At present, five Commonwealth Caribbean countries - the Bahamas, Barbados, St Vincent and the Grenadines, Dominica and St. Lucia – rank among the 50 least corrupt countries in the world, while none sit among the top 20 most corrupt.
Patricia Scotland said: “The Commonwealth’s leadership and cooperation contribute to this [achievement], which brings member countries together, recognising that we are all at our strongest when we combine our efforts.
“The Commonwealth has been active in providing technical assistance and development support for national anti-corruption agencies to build their effectiveness in dealing with graft.”
However, the Secretary-General stressed that the work of anti-corruption agencies must continue with renewed vigour in order to fully achieve the 16 Sustainable Development Goals (SDGs).
In this context, the Secretary-General also referred to the Commonwealth’s practical toolkit designed to help countries plan, track and coordinate SDGs implementation more effectively.
The meeting brings together the Caribbean’s most senior officials tasked with thwarting illicit financial flows. This year’s focus is based around the theme: ‘Transforming words into action: revitalising the fight against corruption’. Panel discussions will cover areas such as corruption in sports, modernising legislative frameworks, the investigative battle against corruption and new technologies to combat graft.

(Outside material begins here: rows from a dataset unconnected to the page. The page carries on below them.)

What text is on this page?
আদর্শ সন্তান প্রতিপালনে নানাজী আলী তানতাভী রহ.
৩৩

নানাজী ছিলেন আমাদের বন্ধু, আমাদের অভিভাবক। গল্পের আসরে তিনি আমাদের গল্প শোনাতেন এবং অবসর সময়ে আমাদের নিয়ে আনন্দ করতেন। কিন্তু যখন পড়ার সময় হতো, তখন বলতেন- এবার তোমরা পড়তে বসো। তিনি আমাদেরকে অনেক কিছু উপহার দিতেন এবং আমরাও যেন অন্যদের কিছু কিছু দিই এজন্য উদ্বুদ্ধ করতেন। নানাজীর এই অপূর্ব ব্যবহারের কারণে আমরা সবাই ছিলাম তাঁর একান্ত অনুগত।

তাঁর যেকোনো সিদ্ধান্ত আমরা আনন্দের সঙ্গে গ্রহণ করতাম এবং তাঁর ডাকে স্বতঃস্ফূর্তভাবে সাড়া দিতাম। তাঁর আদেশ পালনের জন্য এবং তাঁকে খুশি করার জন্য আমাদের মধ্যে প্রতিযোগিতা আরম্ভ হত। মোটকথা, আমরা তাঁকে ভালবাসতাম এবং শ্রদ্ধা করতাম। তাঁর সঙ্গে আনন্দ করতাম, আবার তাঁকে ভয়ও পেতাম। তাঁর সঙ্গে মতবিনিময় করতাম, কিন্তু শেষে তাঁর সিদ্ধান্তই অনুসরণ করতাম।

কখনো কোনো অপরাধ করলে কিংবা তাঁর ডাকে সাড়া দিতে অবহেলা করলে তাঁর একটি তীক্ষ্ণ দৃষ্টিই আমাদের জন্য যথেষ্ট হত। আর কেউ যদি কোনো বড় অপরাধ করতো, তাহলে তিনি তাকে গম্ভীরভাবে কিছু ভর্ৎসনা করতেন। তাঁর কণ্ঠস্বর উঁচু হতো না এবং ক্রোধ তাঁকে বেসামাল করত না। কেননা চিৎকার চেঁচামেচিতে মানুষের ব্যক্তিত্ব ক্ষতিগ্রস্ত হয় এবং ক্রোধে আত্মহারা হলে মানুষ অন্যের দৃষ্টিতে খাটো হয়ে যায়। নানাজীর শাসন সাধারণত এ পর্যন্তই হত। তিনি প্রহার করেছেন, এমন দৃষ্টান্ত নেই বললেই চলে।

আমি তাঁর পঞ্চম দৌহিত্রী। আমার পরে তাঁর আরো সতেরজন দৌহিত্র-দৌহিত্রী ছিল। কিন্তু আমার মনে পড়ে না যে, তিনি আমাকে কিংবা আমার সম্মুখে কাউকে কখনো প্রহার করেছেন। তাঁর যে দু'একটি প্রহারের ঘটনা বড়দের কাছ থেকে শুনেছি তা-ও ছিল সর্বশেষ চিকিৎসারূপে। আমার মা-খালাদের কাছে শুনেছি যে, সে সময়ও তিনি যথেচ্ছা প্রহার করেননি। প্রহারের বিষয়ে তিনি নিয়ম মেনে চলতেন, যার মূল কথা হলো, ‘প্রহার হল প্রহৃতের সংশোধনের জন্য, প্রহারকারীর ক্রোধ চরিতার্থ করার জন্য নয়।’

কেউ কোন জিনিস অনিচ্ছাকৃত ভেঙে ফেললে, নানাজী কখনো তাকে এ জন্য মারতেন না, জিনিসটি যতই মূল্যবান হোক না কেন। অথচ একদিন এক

The Cayman Islands’ Governor, Martyn Roper, said that the Commonwealth is “the source of good” to an increasingly divided world.
He added: “The Cayman Islands have made great strides towards developing and implementing policies within the civil service and strengthening our integrity oversight bodies over the last few years.
“This meeting, therefore, comes at an opportune time for the Cayman Islands to intensify its enhancement of the ethical integrity of its public bodies.”
At the meeting, officials will review their national anti-graft efforts, exchange experiences and improve understanding of the advanced techniques and procedures. They will enhance their knowledge in forensics, financial accounting and asset tracking, as well as prosecutions, public awareness and prevention.
Looking forward, the adviser and head of the Commonwealth’s public sector governance unit, Dr Roger Koranteng, said: “Anti-graft bodies in the Commonwealth Caribbean will emerge from the meeting as strong watchdog institutions with a more coherent response to corruption and transparency problems in the region to achieve the SDG 16.”
The Commonwealth has organised the meeting in collaboration with the Cayman Islands’ Commission for Standards in Public Life and the Association of Integrity Commissions and Anti-Corruption Bodies in the Caribbean.
The association’s chairman, Dirk Harrison, thanked the Commonwealth Secretariat for its continuing assistance and for its current work in developing the anti-corruption benchmarks framework.
In 2015, the association was established to leverage the Commonwealth’s convening power to boost south-south learning and sharing of practices among the countries of the southern hemisphere.